= Govindpur, Bihar =

Village in Bihar, India

Govindpur (also spelled Gobindpur) is a village and block headquarters in the Nawada district of Bihar, India. Located on the Sakri river, it is about 22 kilometers east of Nawada.

In 2005, the panchayat of Govindpur elected Pranita Gupta as the village's first sarpanch.

==Etymology==

The name Govindpur is inspired by the name Govind (meaning Krishna).

In this block, Vishunpur village is the largest village in both area and population. It is surrounded by mountains that are the sources of many springs. Adjacent to this reservoir, there is a temple at the top of the mountain.
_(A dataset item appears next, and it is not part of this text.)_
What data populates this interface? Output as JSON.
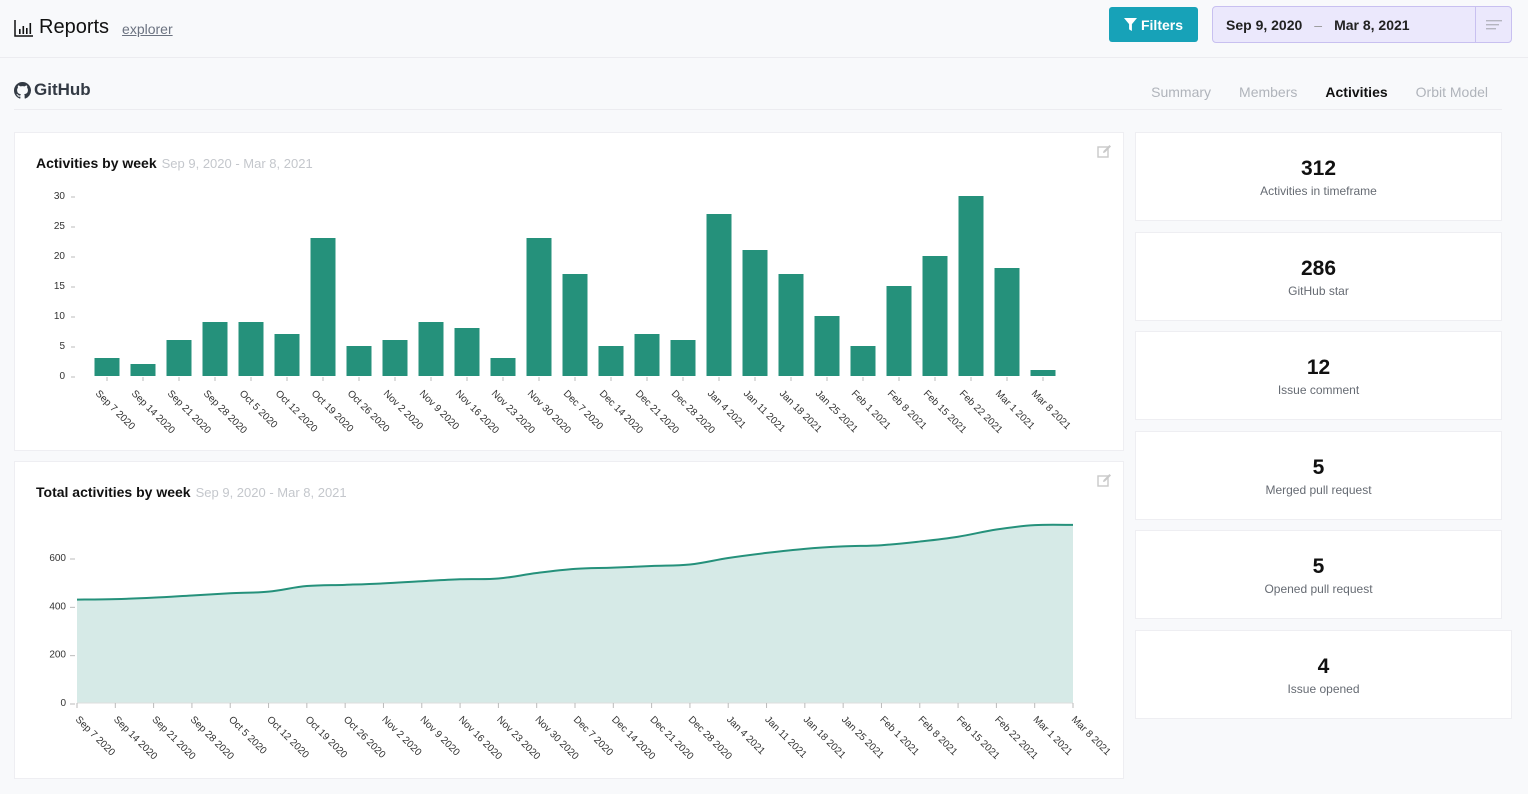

In this block, Dera village is the smallest village in both area and population. Dera comes under Madhopur panchayat. Earlier the village was called "Pirbigha", but it eventually became known as "Dera". Dera is surrounded by mountains from all sides. People who live here are mainly dependent on farming and government services.

The village-like Sarkanda is situated on the border of Bihar and Jharkhand. On the other side of the border is the village Kaniken. There is a high school, a post office, and a primary school.

The population is about 3,000 with many castes represented, including Yadav, Koiri, Pandit, Thathera, Sonar, Rajbanshi, Muslims, Bhumihar, Dusadh, Teli, Mushar, Mochi, Carpenter, Kahar, and Dhobi people. The land is fertile. Most of the population works in farming, while others work for the government.

There are two sub-inspectors of the Bihar Police in this village. There are enough teachers in higher secondary school and middle school for classes to run regularly.

==Sakri River==
The Sakri River floods during the rainy season.

Delhua is a part of the Govindpur block. Govindpur is the main market in this village. It is 3 km from Delhua and it is situated on the other side of the Sakri River. Throughout most of the year villagers go there for marketing. But in the rainy season, they face a lot of problems because in the rainy season the river is too high to cross. This results in the post office and police station being completely disconnected from the village.

This village is also affected by Naxalites. In the rainy season, there is a higher level of Naxalite activity because the police cannot reach the village. There is also a dam 1 km from a village near the Pipra village.

== Geography ==
Govindpur has an average elevation of 80 metres (262 feet).

Kakolat Fall is a waterfall 8 km away from Govindpur.

== Crops ==
Dhan, gehun, maka, chana, mungfali, gana, masoor and sarson are the main crops grown in Govindpur.

== Religion ==
Govindpur contains four Hindu temples: Hanuman Mandir, Gayatri Mandir, Durga Mandir, Madaf, and a shiv mandir. Every year during Dussehra, a fair is held.

== Muril Pahad Forest ==
The Muril Pahad Forest contains several types of snake: krait, gehuan, dhaman and harhor.